If you were asked to be interviewed for one, would you do it? I'm on a mailing list where requests come up every so often by journalists that are looking for mothers of older children that are breastfed. They always claim that the article is going to be sensitive but I'm still a bit worried that if I did it I'd be paraded around like a freak show.
On the other hand, I've filled in my bingo card so many times that I wonder what anyone could possible say to make me feel bad about my choices. Would such an article be helpful to mothers of younger babies or would it just be helpful to the magazine and journalist?
Ds1 fed til 7yo, but he decided for himself that he wouldn't mention it at school as he didn't want to be called a baby, even though he and I both knew there was absolutely nothing wrong with what we were doing.
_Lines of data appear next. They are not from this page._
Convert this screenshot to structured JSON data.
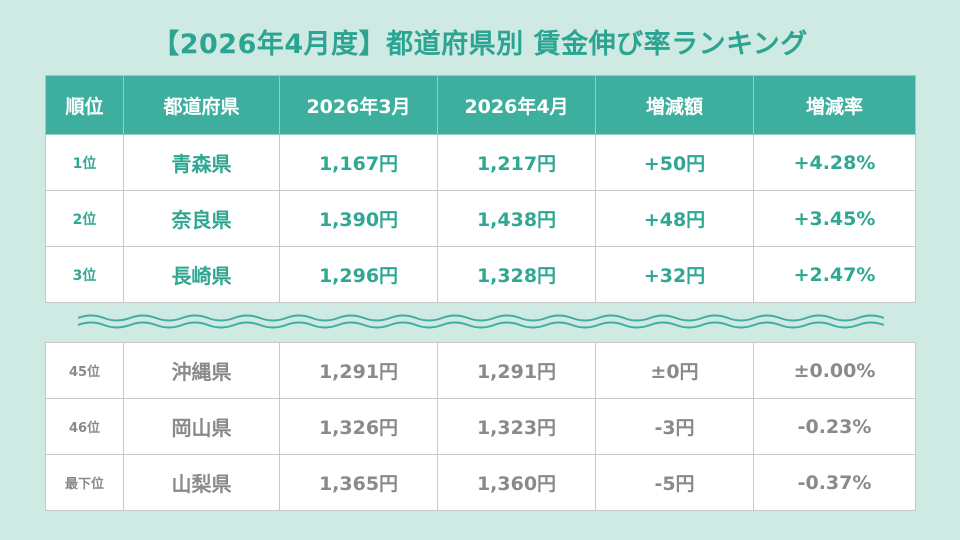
{
  "title": "【2026年4月度】都道府県別 賃金伸び率ランキング",
  "headers": [
    "順位",
    "都道府県",
    "2026年3月",
    "2026年4月",
    "増減額",
    "増減率"
  ],
  "top_rows": [
    {
      "rank": "1位",
      "pref": "青森県",
      "mar": "1,167円",
      "apr": "1,217円",
      "diff": "+50円",
      "rate": "+4.28%"
    },
    {
      "rank": "2位",
      "pref": "奈良県",
      "mar": "1,390円",
      "apr": "1,438円",
      "diff": "+48円",
      "rate": "+3.45%"
    },
    {
      "rank": "3位",
      "pref": "長崎県",
      "mar": "1,296円",
      "apr": "1,328円",
      "diff": "+32円",
      "rate": "+2.47%"
    }
  ],
  "bottom_rows": [
    {
      "rank": "45位",
      "pref": "沖縄県",
      "mar": "1,291円",
      "apr": "1,291円",
      "diff": "±0円",
      "rate": "±0.00%"
    },
    {
      "rank": "46位",
      "pref": "岡山県",
      "mar": "1,326円",
      "apr": "1,323円",
      "diff": "-3円",
      "rate": "-0.23%"
    },
    {
      "rank": "最下位",
      "pref": "山梨県",
      "mar": "1,365円",
      "apr": "1,360円",
      "diff": "-5円",
      "rate": "-0.37%"
    }
  ],
  "colors": {
    "accent": "#3eaf9e",
    "title_text": "#2ba592",
    "top_text": "#2fa792",
    "bottom_text": "#8a8a8a",
    "background": "#cfe9e3"
  }
}
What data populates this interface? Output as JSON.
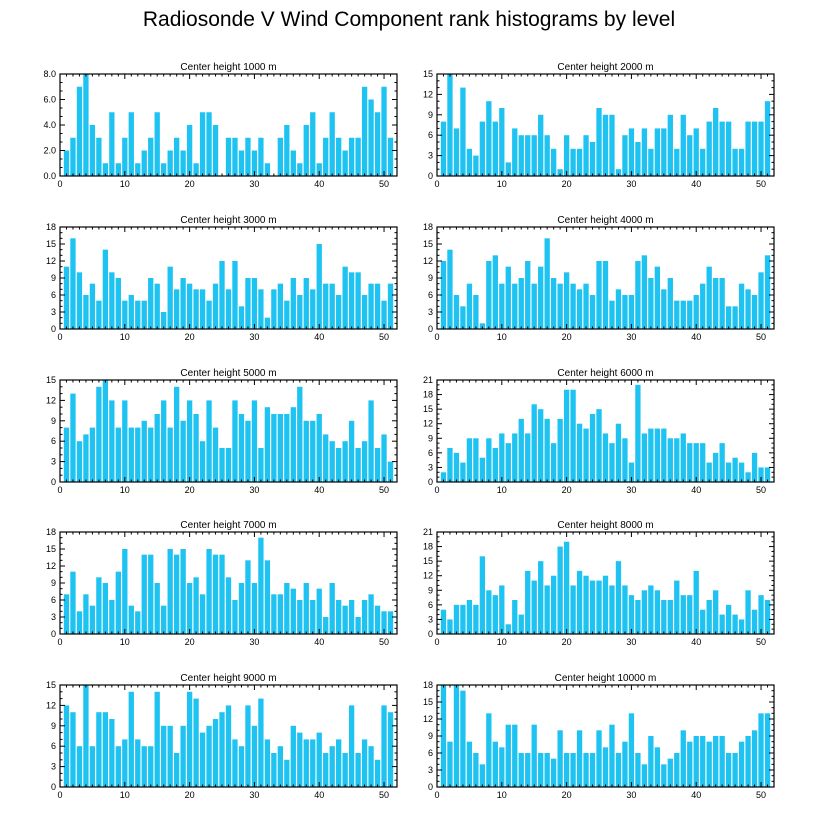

When he's an adult, he can choose for himself whether he wants to go to a magazine and tell them his story about breastfeeding to age 7, but honestly, to him, it's a non event, it was part and parcel of everyday life and nothing out of the ordinary.
Not that anyone has every asked, but part of me would be tempted to help spread the good word. But I'd have to know the reputation of the journalist and their publication very well. And just thinking about it makes me realise that the whole premature baby experience would be quite hard to talk about for me when it's being published under my own name.
No, they tend to be in magazines I don't read. I think I'll just leave it. It's a shame really, there have been so many awful articles that even if there was a sensitive one (unlikely because it wouldn't shift many copies), a journo would have a tough time finding a mum that would agree to do it.
Fair point Harriet. I'm talking to one such journo ATM Eau but have just the same reservations. I think the benefit of MN (etc) is the interaction. People can put their point across, clarify points, ask questions etc,
I think it could be a positive thing to do, but I agree with the concerns raised. I think it's good to just raise awareness, feeding toddlers is much more common than people realise. I think if you could get some sort of guarantee that the WHO guidelines would be mentioned, possibly as well as perhaps some of the anthropological information regarding natural term weaning, it would be worth doing. Whether you'd ever find a journalist willing to put a positive spin on it and a magazine to then publish that, I don't know.
All that aside, I suppose even if magazine articles brand natural term breastfeeders as 'weirdo hippies', if there were enough articles it may at least help women who do breastfeed for longer and maybe don't have access to places like MN to realise they're not alone.